ANNAPOLIS, Md. - One of the biggest topics in the Maryland General Assembly this year is minimum wage.

The bill passed in the Maryland House of Delegates and is making its way through the State House. The minimum wage bill also included a raise for tipped workers, such as those who wait tables, from 50 to 70 percent of the state's base pay, but the Maryland House of Delegates cut out tipped workers in the bill they passed.

Several dozen lawmakers, low-wage and tipped workers, and advocates made their voices known in Annapolis Wednesday in favor of a bill to raise the state's minimum wage from $7.25 to $10.10 an hour by 2017.

Kevin Wheeler works at a restaurant at BWI Airport making $3.63 an hour before tips.

"Sometimes when it's slow, I need to get a second job, to get some more income, just so I can live, which cuts down and means less time I can spend with my family," Wheeler said.

According to the Bureau of Labor Statistics, restaurant servers make about $8.80 an hour in Maryland. Congresswoman Donna Edwards was one of the people to speak out in Annapolis for tipped workers.

"If we're going to raise the regular minimum wage, it's important also to raise the wages of tipped workers. Otherwise, all the rest of us are actually subsidizing the profit margins for employers," said Edwards, (D-Maryland).

Supporters say making $10.10 an hour could help people become more self-sufficient and rely less on the government, but opponents say the bill could hurt businesses and those it's intended to help.

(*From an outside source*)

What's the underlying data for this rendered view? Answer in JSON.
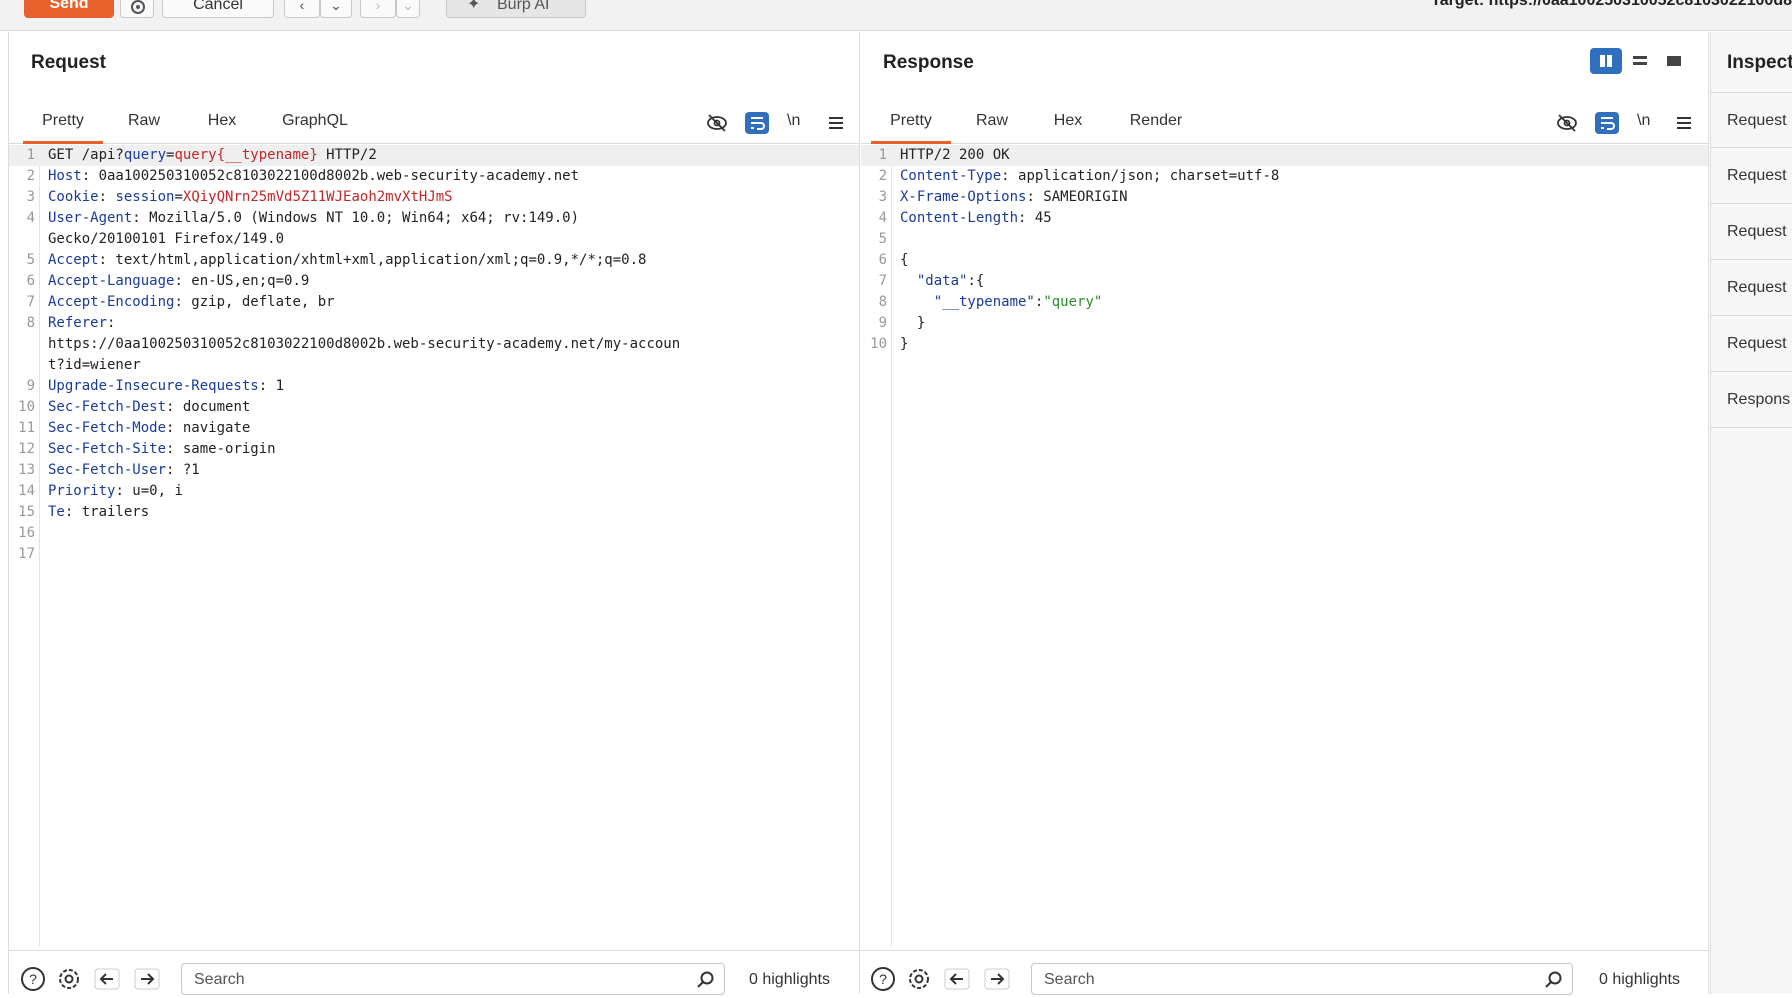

"When you look at some of the small businesses that are looking for those types of entry-level positions, we're going to see those positions decrease, and when you see those positions decrease, you have a higher unemployment rate," said Del. Kelly Schulz, (R) -Frederick County.

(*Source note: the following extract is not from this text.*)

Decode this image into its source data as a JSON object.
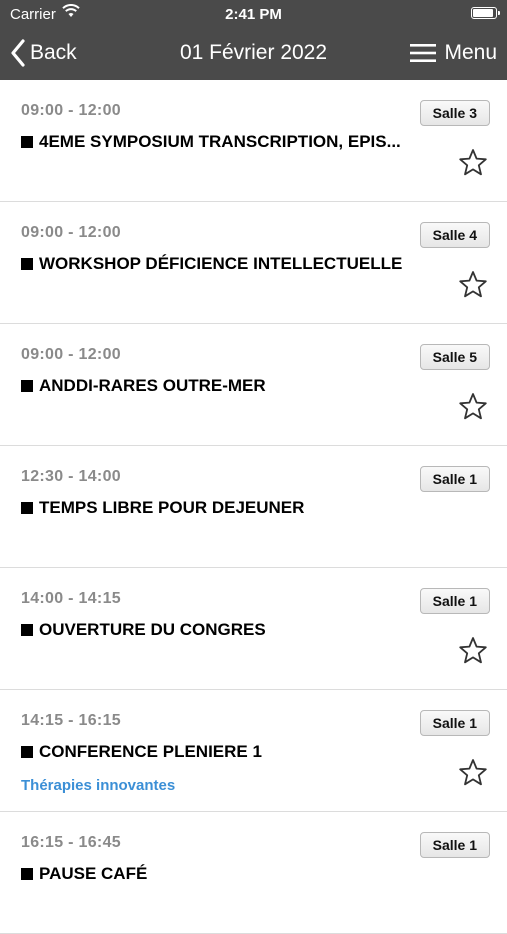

The last time Maryland had a minimum wage increase was in 2009.

"The difference that could make in people's lives is they could not have to rely on food stamps and government subsidies and housing subsidies, and everything taxpayers pay for," Edwards said. "That would put about another half billion dollars into Maryland's economy."

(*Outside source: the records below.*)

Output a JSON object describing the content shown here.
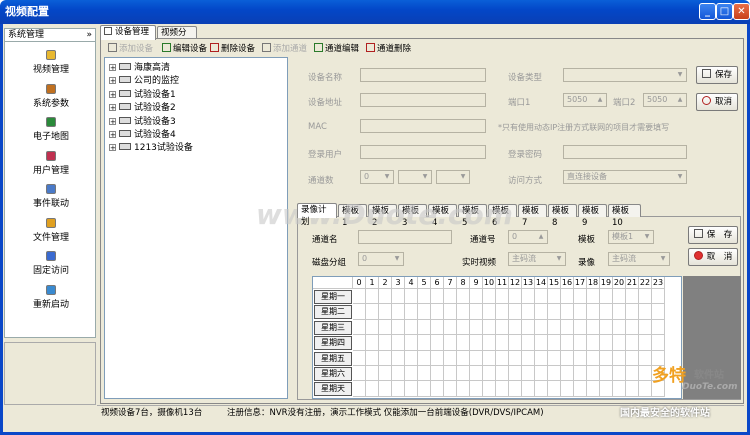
{
  "window": {
    "title": "视频配置",
    "min": "_",
    "max": "□",
    "close": "✕"
  },
  "left": {
    "header": "系统管理",
    "chevron": "»",
    "items": [
      {
        "label": "视频管理",
        "icon": "video-icon",
        "color": "#e8b830"
      },
      {
        "label": "系统参数",
        "icon": "settings-icon",
        "color": "#c07020"
      },
      {
        "label": "电子地图",
        "icon": "globe-icon",
        "color": "#2a8a3a"
      },
      {
        "label": "用户管理",
        "icon": "users-icon",
        "color": "#c03050"
      },
      {
        "label": "事件联动",
        "icon": "event-icon",
        "color": "#4a7ac8"
      },
      {
        "label": "文件管理",
        "icon": "folder-icon",
        "color": "#e0a020"
      },
      {
        "label": "固定访问",
        "icon": "access-icon",
        "color": "#3a6ad0"
      },
      {
        "label": "重新启动",
        "icon": "restart-icon",
        "color": "#3a8ad0"
      }
    ]
  },
  "tabs": {
    "top": [
      "设备管理",
      "视频分组"
    ]
  },
  "toolbar": {
    "add_device": "添加设备",
    "edit_device": "编辑设备",
    "delete_device": "删除设备",
    "add_channel": "添加通道",
    "edit_channel": "通道编辑",
    "delete_channel": "通道删除"
  },
  "tree": [
    "海康高清",
    "公司的监控",
    "试验设备1",
    "试验设备2",
    "试验设备3",
    "试验设备4",
    "1213试验设备"
  ],
  "form": {
    "device_name": "设备名称",
    "device_type": "设备类型",
    "device_address": "设备地址",
    "port1": "端口1",
    "port1_value": "5050",
    "port2": "端口2",
    "port2_value": "5050",
    "mac": "MAC",
    "mac_note": "*只有使用动态IP注册方式联网的项目才需要填写",
    "login_user": "登录用户",
    "login_password": "登录密码",
    "channel_count": "通道数",
    "channel_count_value": "0",
    "access_mode": "访问方式",
    "access_mode_value": "直连接设备",
    "save": "保存",
    "cancel": "取消"
  },
  "plan_tabs": [
    "录像计划",
    "模板1",
    "模板2",
    "模板3",
    "模板4",
    "模板5",
    "模板6",
    "模板7",
    "模板8",
    "模板9",
    "模板10"
  ],
  "plan": {
    "channel_name": "通道名",
    "channel_no": "通道号",
    "channel_no_value": "0",
    "template": "模板",
    "template_value": "模板1",
    "disk_group": "磁盘分组",
    "disk_group_value": "0",
    "live_video": "实时视频",
    "live_value": "主码流",
    "record": "录像",
    "record_value": "主码流",
    "save": "保　存",
    "cancel": "取　消"
  },
  "schedule": {
    "hours": [
      "0",
      "1",
      "2",
      "3",
      "4",
      "5",
      "6",
      "7",
      "8",
      "9",
      "10",
      "11",
      "12",
      "13",
      "14",
      "15",
      "16",
      "17",
      "18",
      "19",
      "20",
      "21",
      "22",
      "23"
    ],
    "days": [
      "星期一",
      "星期二",
      "星期三",
      "星期四",
      "星期五",
      "星期六",
      "星期天"
    ]
  },
  "status": {
    "devices": "视频设备7台，摄像机13台",
    "register": "注册信息：NVR没有注册，演示工作模式 仅能添加一台前端设备(DVR/DVS/IPCAM)"
  },
  "watermarks": {
    "center": "www.Duote.com",
    "logo": "多特",
    "logo_sub": "软件站",
    "corner": "DuoTe.com",
    "bottom": "国内最安全的软件站"
  }
}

The bill is currently in a Senate work group. It will go to the Senate Finance Committee, and if it's passed there, it will then go to the Senate for a debate. Both the Senate and House will to agree on a final version of any minimum wage increase before a bill can head to the governor's desk. You can read the bill by clicking here.

Prince George's and Montgomery Counties passed their own bills to increase the county-wide minimum wage to $11.50 an hour by 2016.